A critica literária de Fernando Pessoa sobre a “Romaria”: elogio ou ironia?



A opinião de Fernando Pessoa sobre a obra e a figura de Vasco Reis não é pacífica. O autor da Mensagem escreveu mesmo sobre A Romaria, livro que tinha ficado à frente daquele no concurso do SPN de 1934. Mas enquanto que no website "Um Fernando Pessoa" se refere que esta “crítica, honesta e subtil, parece prova evidente de que [Pessoa] não guardara rancores do prémio que lhe fora a ele mesmo concedido”, já José Blanco, num ensaio intitulado “A verdade sobre a Mensagem” aponta para o sentido oposto:

E, se Fernando Pessoa ficou por ventura melindrado com a decisão do júri, vingou-se, com luva branca, do seu “rival” e co-premiado Vasco Reis, publicando no Diário de Lisboa, de 4 de Janeiro de 1935, uma crítica generosamente elogiosa (como eram, normalmente, as que fazia aos livros de amigos e conhecidos).
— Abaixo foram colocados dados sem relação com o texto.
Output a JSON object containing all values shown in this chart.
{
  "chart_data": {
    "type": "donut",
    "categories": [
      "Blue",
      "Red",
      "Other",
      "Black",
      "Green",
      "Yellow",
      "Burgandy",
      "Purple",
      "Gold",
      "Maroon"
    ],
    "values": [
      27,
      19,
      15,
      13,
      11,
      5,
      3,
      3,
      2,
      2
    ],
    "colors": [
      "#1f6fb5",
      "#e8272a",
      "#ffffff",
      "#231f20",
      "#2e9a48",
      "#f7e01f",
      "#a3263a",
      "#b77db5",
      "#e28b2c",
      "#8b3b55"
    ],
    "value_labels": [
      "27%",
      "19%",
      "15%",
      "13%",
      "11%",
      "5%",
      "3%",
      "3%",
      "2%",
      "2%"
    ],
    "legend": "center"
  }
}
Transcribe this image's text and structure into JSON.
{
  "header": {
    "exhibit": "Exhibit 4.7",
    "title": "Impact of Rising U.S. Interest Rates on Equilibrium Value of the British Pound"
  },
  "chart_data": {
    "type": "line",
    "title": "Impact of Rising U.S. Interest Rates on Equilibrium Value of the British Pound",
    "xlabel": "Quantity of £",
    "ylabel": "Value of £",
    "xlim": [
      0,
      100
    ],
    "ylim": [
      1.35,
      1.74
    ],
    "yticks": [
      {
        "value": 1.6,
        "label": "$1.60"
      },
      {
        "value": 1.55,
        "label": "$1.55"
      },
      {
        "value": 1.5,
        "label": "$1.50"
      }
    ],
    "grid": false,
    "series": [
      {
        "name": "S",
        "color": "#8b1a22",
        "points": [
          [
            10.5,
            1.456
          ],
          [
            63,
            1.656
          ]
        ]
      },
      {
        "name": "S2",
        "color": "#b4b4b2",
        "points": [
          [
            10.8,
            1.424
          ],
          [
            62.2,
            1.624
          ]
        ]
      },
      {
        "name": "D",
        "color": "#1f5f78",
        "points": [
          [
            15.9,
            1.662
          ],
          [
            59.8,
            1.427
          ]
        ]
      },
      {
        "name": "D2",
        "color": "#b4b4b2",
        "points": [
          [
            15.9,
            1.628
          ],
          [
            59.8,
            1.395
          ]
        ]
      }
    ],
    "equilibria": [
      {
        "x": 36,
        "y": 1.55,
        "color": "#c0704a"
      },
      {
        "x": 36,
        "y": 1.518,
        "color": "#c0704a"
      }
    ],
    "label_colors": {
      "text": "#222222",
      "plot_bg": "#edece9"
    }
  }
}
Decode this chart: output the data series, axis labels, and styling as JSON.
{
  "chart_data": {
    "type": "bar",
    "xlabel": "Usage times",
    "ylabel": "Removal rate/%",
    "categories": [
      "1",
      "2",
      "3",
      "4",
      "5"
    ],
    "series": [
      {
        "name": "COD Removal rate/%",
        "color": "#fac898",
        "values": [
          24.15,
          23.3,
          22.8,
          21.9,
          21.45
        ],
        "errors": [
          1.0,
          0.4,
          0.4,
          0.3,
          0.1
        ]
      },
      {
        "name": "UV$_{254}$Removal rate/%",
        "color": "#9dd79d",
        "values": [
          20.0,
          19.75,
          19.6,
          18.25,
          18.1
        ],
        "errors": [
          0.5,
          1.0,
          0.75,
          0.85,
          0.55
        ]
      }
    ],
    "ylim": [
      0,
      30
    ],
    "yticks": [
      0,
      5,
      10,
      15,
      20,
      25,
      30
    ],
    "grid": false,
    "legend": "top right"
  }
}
Como em regra acontecia nos seus escritos de crítica literária, o verdadeiro intuito deste texto era denegrir, uma vez mais, duas das suas bêtes-noires: a Igreja Católica, em geral, e o catolicismo português, em particular, a que chamou “meiguice religiosa, preguiçosamente incerta do em que realmente crê”. O Padre Vasco Reis, escreve Pessoa, “a quem Deus fez ser franciscano para fins simbólicos – pertence portuguêsmente a este catolicismo amoroso”. Os louvores à obra seguem depois destas linhas assassinas...

Deixamos aqui um fragmento da crítica de Pessoa dirigida à Romaria, para que o leitor destas linhas possa decidir por si quando ao verdadeiro intuito do poeta:

“Em seu paganismo cristianíssimo, em seu sobrenaturalismo humano, esse poema é organicamente português.
O poema é cristão no sentido particular de católico e por isso mesmo é pagão.

[...] Entre os portugueses, em quem, em meu entender a emoção supera a  paixão – e é isto, creio, o que radicalmente, nos distingue dos vários espanhóis – o catolicismo assume naturalmente o que poderemos chamar o aspecto franciscano, que é, por assim dizer o aspecto essencialmente emotivo do cristianismo católico.

[...] O padre Vasco Reis – a quem Deus fez ser franciscano para fins simbólicos – pertence portguêsmente a este catolicismo amoroso. O seu livro, fortemente concebido e suavemente realizado, vive uma atmosfera e ternura e de luz, como uma Hélade de bruma molhada de sol. Não conheço livro, em prosa ou verso, que interprete tão pagãmente, tão cistãmente, a alma religiosa de Portugal. E por trás disto tudo paira – fundo contra que o visível se destaca – qualquer coisa de imprecisamente emblemático, coordenadamente incerto, com que se comove não propriamente a emoção, mas a inteligência. Isso, porém, já não é Portugal: é talento.”

PESSOA, Fernando, “A Romaria”, in Apreciações Literárias. Bosquejos e Esquemas Críticos, Aveiro, Editora Estante, 1990, p. 41-42. Publicado originalmente in Diário de Lisboa (Suplemento Literário), Lisboa, 4 de Janeiro de 1935.

Na imagem: cena do filme “Poesia de Segunda Categoria”. Durante a cerimónia de entrega dos Prémios Literários 1934 do SPN, António Ferro (interpretado por João Didelet) pede a Cecília Meireles (interpretada por Diana Costa e Silva) que leia um poema de Vasco Reis.